In den kurzweiligen Erzähltext sind immer wieder Info-Kästen eingebaut, die zentrale Fakten launig erläutern: „Der Golfstrom ist wie ein gigantisches Förderband, das unvorstellbare Mengen Wasser durch den Atlantik pumpt.“
Nach vielen Abenteuern erreicht Aali jedenfalls sein Ziel – und damit eines der letzten Geheimnisse der Naturwissenschaft: denn was mit den Aalen passiert, nachdem sie in den Tiefen des Sargassosees verschwinden, konnte bis jetzt allen Bemühungen zum Trotz nicht herausgefunden werden. Denn Aale überleben nicht in Gefangenschaft, egal wie penibel Wissenschaftler*innen versuchen, die Bedingungen der Natur nachzubauen.

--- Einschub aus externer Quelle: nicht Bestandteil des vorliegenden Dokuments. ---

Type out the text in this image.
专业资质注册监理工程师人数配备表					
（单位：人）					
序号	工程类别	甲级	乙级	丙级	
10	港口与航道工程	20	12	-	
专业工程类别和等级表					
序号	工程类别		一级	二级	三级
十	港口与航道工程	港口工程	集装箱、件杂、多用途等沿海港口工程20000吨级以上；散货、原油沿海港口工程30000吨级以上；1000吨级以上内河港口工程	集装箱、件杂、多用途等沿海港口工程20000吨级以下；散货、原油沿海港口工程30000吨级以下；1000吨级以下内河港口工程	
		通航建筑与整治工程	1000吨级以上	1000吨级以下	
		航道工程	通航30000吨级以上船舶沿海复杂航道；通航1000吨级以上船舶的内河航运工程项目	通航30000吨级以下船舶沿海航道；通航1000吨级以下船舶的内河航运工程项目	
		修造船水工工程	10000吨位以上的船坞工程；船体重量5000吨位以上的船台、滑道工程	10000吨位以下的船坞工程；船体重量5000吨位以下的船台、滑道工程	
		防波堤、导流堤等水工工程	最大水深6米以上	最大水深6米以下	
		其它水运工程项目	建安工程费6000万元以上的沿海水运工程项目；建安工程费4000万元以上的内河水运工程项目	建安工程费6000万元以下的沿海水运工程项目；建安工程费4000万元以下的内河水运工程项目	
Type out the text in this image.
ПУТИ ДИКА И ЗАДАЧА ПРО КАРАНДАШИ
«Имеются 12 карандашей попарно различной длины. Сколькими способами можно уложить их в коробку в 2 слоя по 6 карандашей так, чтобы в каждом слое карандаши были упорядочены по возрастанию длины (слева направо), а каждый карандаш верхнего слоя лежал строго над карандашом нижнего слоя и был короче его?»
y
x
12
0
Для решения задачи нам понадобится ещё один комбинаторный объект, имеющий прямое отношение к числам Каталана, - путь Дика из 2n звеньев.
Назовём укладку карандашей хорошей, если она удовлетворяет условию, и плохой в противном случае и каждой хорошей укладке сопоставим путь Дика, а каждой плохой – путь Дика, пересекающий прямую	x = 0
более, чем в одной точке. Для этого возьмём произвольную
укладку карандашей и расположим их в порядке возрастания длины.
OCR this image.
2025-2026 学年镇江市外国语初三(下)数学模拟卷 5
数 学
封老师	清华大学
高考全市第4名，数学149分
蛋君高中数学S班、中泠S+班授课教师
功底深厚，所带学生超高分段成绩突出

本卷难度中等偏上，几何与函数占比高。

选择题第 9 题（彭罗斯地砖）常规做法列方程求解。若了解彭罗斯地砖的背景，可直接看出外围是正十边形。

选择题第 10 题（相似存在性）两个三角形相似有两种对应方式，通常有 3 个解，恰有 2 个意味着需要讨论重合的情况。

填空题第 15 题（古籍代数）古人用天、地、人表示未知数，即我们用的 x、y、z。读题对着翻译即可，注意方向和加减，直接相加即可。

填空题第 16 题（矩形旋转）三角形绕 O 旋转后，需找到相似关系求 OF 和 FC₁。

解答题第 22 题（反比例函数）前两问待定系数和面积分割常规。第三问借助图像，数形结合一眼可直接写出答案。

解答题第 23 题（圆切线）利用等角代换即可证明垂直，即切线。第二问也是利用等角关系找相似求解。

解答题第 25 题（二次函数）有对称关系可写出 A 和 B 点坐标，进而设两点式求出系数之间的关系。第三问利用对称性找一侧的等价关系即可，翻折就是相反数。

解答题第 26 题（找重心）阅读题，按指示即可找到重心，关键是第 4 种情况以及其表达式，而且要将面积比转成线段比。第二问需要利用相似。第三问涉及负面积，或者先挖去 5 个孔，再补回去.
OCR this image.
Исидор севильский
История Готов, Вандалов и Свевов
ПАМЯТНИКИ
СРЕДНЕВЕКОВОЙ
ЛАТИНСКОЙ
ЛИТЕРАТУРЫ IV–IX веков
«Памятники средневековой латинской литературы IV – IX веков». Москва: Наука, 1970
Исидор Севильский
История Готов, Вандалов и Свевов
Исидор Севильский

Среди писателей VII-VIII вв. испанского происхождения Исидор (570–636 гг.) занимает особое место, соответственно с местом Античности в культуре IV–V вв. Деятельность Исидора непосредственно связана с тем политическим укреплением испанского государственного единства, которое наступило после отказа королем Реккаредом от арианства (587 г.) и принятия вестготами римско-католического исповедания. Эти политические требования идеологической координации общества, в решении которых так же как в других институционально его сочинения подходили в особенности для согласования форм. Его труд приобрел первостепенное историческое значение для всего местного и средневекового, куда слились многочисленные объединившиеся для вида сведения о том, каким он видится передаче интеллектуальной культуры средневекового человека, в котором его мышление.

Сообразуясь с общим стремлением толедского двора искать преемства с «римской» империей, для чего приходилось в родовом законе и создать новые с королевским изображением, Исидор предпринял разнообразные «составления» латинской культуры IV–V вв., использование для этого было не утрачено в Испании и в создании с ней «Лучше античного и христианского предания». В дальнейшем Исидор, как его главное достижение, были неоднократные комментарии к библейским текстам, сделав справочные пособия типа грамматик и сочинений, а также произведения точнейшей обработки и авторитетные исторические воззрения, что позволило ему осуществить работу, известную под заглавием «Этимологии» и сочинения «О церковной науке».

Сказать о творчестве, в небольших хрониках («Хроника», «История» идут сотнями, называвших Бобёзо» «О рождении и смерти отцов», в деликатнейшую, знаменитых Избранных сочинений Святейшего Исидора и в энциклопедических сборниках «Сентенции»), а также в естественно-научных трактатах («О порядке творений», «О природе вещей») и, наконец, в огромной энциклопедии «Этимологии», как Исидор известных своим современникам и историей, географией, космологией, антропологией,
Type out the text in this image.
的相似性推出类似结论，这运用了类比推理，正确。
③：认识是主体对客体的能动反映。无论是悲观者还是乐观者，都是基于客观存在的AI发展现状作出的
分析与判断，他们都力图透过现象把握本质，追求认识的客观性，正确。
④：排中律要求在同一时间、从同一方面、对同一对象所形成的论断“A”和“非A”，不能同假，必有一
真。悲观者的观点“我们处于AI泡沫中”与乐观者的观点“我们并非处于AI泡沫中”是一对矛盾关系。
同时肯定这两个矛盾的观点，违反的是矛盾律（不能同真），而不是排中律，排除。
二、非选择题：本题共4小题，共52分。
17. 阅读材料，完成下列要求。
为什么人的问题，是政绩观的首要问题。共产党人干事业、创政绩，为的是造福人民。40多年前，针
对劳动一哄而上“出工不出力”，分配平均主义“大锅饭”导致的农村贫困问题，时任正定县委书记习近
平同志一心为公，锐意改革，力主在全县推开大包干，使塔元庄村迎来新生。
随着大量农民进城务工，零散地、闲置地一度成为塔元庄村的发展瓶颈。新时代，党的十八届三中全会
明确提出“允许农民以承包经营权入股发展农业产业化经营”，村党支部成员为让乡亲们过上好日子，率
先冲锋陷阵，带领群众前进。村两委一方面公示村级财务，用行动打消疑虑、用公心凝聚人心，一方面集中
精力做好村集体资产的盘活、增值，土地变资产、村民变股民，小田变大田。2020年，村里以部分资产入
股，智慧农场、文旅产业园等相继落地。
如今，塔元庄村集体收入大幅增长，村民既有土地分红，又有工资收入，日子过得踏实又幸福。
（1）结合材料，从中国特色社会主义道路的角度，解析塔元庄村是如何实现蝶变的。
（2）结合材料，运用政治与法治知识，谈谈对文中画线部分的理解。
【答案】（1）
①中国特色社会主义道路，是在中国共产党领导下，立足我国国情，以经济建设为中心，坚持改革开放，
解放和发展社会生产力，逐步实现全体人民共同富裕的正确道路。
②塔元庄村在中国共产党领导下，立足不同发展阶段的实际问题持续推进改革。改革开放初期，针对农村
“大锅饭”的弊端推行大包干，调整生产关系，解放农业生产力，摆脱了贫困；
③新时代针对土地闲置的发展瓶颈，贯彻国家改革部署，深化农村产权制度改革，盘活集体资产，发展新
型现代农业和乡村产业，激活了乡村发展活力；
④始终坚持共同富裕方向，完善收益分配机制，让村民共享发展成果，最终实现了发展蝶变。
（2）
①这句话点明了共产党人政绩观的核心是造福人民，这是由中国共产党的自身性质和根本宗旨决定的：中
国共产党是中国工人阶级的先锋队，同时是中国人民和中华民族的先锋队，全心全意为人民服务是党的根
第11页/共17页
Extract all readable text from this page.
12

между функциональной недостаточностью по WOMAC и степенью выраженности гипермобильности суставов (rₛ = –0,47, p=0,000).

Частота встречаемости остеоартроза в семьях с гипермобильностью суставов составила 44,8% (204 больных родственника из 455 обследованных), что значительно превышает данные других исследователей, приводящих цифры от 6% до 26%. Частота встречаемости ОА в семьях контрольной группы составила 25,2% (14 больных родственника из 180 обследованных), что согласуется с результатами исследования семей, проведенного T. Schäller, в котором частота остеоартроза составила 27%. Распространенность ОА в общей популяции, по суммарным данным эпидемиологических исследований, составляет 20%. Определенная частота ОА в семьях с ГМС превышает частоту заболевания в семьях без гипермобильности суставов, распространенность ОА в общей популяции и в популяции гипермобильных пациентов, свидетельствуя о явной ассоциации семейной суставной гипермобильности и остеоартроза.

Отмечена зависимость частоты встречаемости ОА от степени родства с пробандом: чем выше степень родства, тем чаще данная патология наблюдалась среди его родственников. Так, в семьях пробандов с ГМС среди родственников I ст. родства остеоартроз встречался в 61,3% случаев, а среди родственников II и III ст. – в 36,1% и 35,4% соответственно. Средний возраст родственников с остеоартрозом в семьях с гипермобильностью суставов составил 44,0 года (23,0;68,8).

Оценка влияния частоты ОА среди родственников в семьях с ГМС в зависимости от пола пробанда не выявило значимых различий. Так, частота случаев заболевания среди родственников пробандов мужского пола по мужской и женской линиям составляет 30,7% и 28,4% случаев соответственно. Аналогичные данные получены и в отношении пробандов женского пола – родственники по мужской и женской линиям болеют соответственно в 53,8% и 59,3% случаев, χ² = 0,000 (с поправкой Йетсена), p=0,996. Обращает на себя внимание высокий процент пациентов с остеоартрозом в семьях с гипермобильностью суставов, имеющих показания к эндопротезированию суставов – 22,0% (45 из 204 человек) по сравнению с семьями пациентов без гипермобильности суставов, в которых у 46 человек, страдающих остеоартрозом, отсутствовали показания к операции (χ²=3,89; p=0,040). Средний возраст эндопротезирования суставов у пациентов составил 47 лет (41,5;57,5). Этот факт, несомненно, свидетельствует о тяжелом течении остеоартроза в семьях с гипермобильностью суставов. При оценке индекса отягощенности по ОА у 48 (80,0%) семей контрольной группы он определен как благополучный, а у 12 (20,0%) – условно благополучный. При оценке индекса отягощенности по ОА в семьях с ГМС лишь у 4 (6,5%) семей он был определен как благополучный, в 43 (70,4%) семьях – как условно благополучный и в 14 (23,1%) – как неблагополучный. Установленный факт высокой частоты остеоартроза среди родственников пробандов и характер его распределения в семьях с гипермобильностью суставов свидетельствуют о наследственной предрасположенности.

Und so endet ein sehr ungewöhnliches Buch mit einem Plädoyer, das für ein MINT-Buch ebenso ungewöhnlich ist – nämlich nicht die umfassende Klärung aller offenen Fragen, sondern eigentlich das Gegenteil:
„Dass nicht alles verstanden werden muss. Dass manche Geheimnisse schöner sind als alle Erklärungen.“
LESEN – SPRECHEN – TUN
LESEN – In seinem humorvollen Ton, in den auch einzelne Dialogpassagen mit anderen Tieren integriert sind, bietet sich der Text zum Vorlesen (eventuell auch durch verschiedene Personen) an.
SPRECHEN – Auch wenn der Fokus der Geschichte auf einem sehr spezifischen Naturphänomen, der Wanderung der Aale, liegt, werden auch eine Fülle an anderen, durchaus philosophischen Fragestellungen angesprochen, die im Gespräch vertieft werden können. So folgt Aali ohne zu zögern seiner inneren Stimme – kennen wir ähnliche Erfahrungen? Was unterscheidet den tierischen Instinkt von menschlichen Gedanken und Gefühlen? Wenn wir auch völlig auf Nahrungsaufnahme verzichten könnten – würden wir das wollen?
TUN – Der Aal-Wanderung konkret nachzugehen, ist ein wenig schwierig. Nele Brönners faszinierend-vielfältige Art, Wassertiere in Szene zu setzen, kann aber als Anregung genommen werden, sich selbst in kreativer Weise mit dem Thema bzw. den Figuren weiter zu beschäftigen.